Choosing a Home Network Technology
Due to the growth in interest in home networking, many manufacturers offer special
home networking hardware and software. Additionally, in many cases, a home
network can take advantage of traditional networking hardware and software. This
section provides an overview of the various home networking options.
Standard Network Hardware
In the past, it wasn't viable for home networks to use networking equipment designed
for businesses, because business network equipment was too expensive and was
designed to support only larger networks. A 24-port Ethernet hub would definitely be
overkill for a home with two or three computers!
These days, business network equipment is available in all shapes and sizes, and
low-end solutions designed for business use will often work quite nicely in most
homes.
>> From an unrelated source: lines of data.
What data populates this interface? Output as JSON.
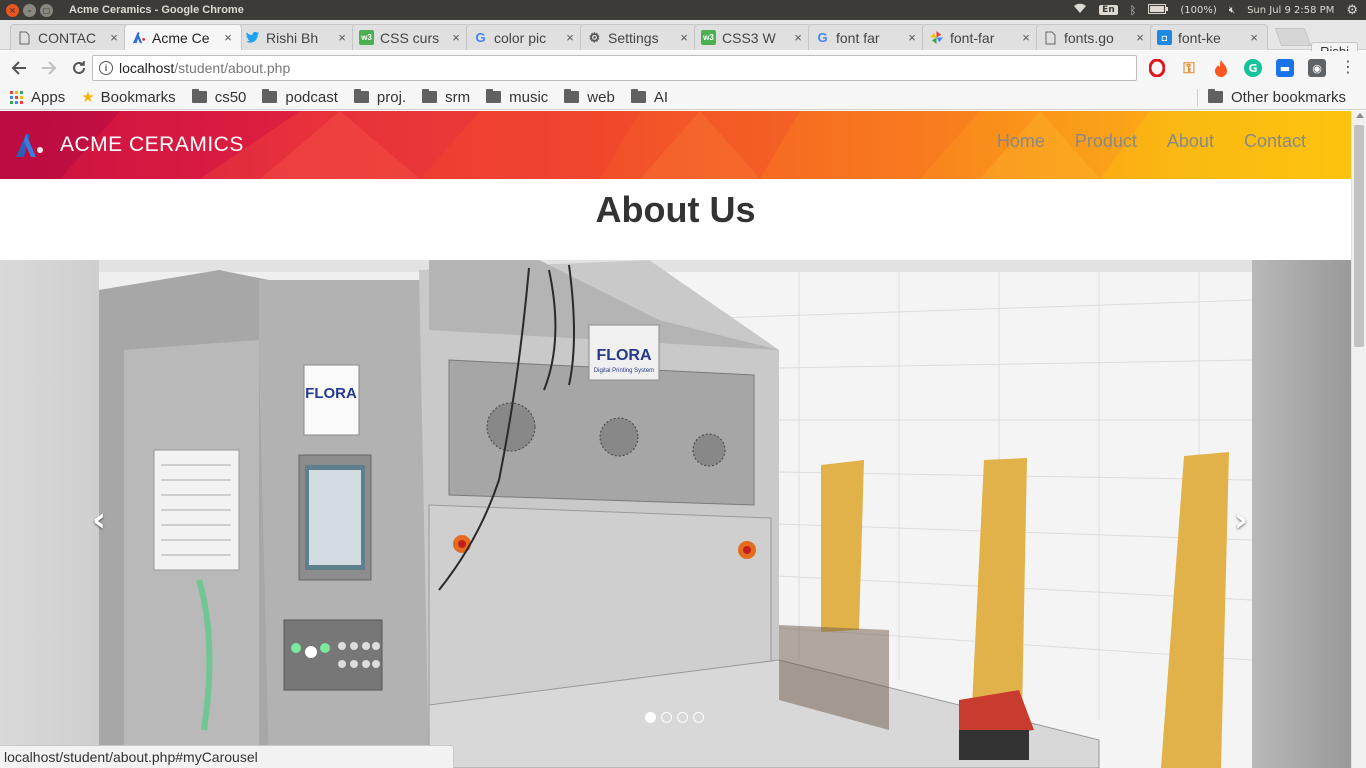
{
  "os": {
    "window_title": "Acme Ceramics - Google Chrome",
    "lang": "En",
    "battery": "(100%)",
    "clock": "Sun Jul  9  2:58 PM"
  },
  "tabs": [
    {
      "label": "CONTAC",
      "icon": "document-icon"
    },
    {
      "label": "Acme Ce",
      "icon": "acme-logo-icon",
      "active": true
    },
    {
      "label": "Rishi Bh",
      "icon": "twitter-icon"
    },
    {
      "label": "CSS curs",
      "icon": "w3schools-icon"
    },
    {
      "label": "color pic",
      "icon": "google-icon"
    },
    {
      "label": "Settings",
      "icon": "gear-icon"
    },
    {
      "label": "CSS3 W",
      "icon": "w3schools-icon"
    },
    {
      "label": "font far",
      "icon": "google-icon"
    },
    {
      "label": "font-far",
      "icon": "pinwheel-icon"
    },
    {
      "label": "fonts.go",
      "icon": "document-icon"
    },
    {
      "label": "font-ke",
      "icon": "bookmark-ext-icon"
    }
  ],
  "profile_name": "Rishi",
  "address": {
    "host": "localhost",
    "path": "/student/about.php"
  },
  "bookmarks": {
    "apps": "Apps",
    "bookmarks": "Bookmarks",
    "folders": [
      "cs50",
      "podcast",
      "proj.",
      "srm",
      "music",
      "web",
      "AI"
    ],
    "other": "Other bookmarks"
  },
  "site": {
    "brand": "ACME CERAMICS",
    "nav": [
      "Home",
      "Product",
      "About",
      "Contact"
    ],
    "heading": "About Us",
    "carousel": {
      "slide_count": 4,
      "active_index": 0,
      "prev_symbol": "‹",
      "next_symbol": "›",
      "machine_label": "FLORA",
      "machine_sub": "Digital Printing System"
    }
  },
  "status_url": "localhost/student/about.php#myCarousel",
  "colors": {
    "nav_gradient_start": "#c40d44",
    "nav_gradient_end": "#fcc40f",
    "nav_link": "#888888",
    "tile_yellow": "#e1b24a"
  }
}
Small Ethernet hubs or switches that can economically support two to four
computers are readily available for around $50 to $75.
If you consider all the components that you would need for a small network, you'll
find that you really don't require all that much:
Central hub or switch
You can install this hub in a convenient location, such
as where the home's telephone wiring is located, or in a garage, closet, attic,
or basement. You will need an available power outlet for the hub in whatever
location you select.
Network interface card
Each computer needs a network interface card
(NIC) that supports the type of network that you are installing. Most modern
computers come with built-in 10/100/1000Base-T Ethernet cards. If your
computer doesn't have one of these cards, it's usually easy and inexpensive
to purchase and install a standard NIC. The cost for a good Ethernet NIC is
around $50 to $100. Also, there are good Ethernet interfaces that can connect to
a computer's USB port, and these are similarly inexpensive and work well.
You will need to be able to cable the network. This could be the
hardest part of network setup, depending on the actual location of the
computers and the ease with which you can run network cable to each location.
If you aren't comfortable running the cable yourself, a good electrician or
telephone wiring technician should be able to do the job for you. The cost of
professional wiring is about $100 to $150 per network cable run, and this price
should include all connectors, cable, and extras (such as wall plates and jacks).
The operating system on most home computers--usually
Windows XP or Vista, but possibly Windows 9X or Windows Me--is perfectly
capable of handling all of the networking duties that you'll need for a home
network. If you configure the operating systems for a peer-to-peer network,
you'll be able to share printers and files through the system's built-in
networking software. No additional software is needed.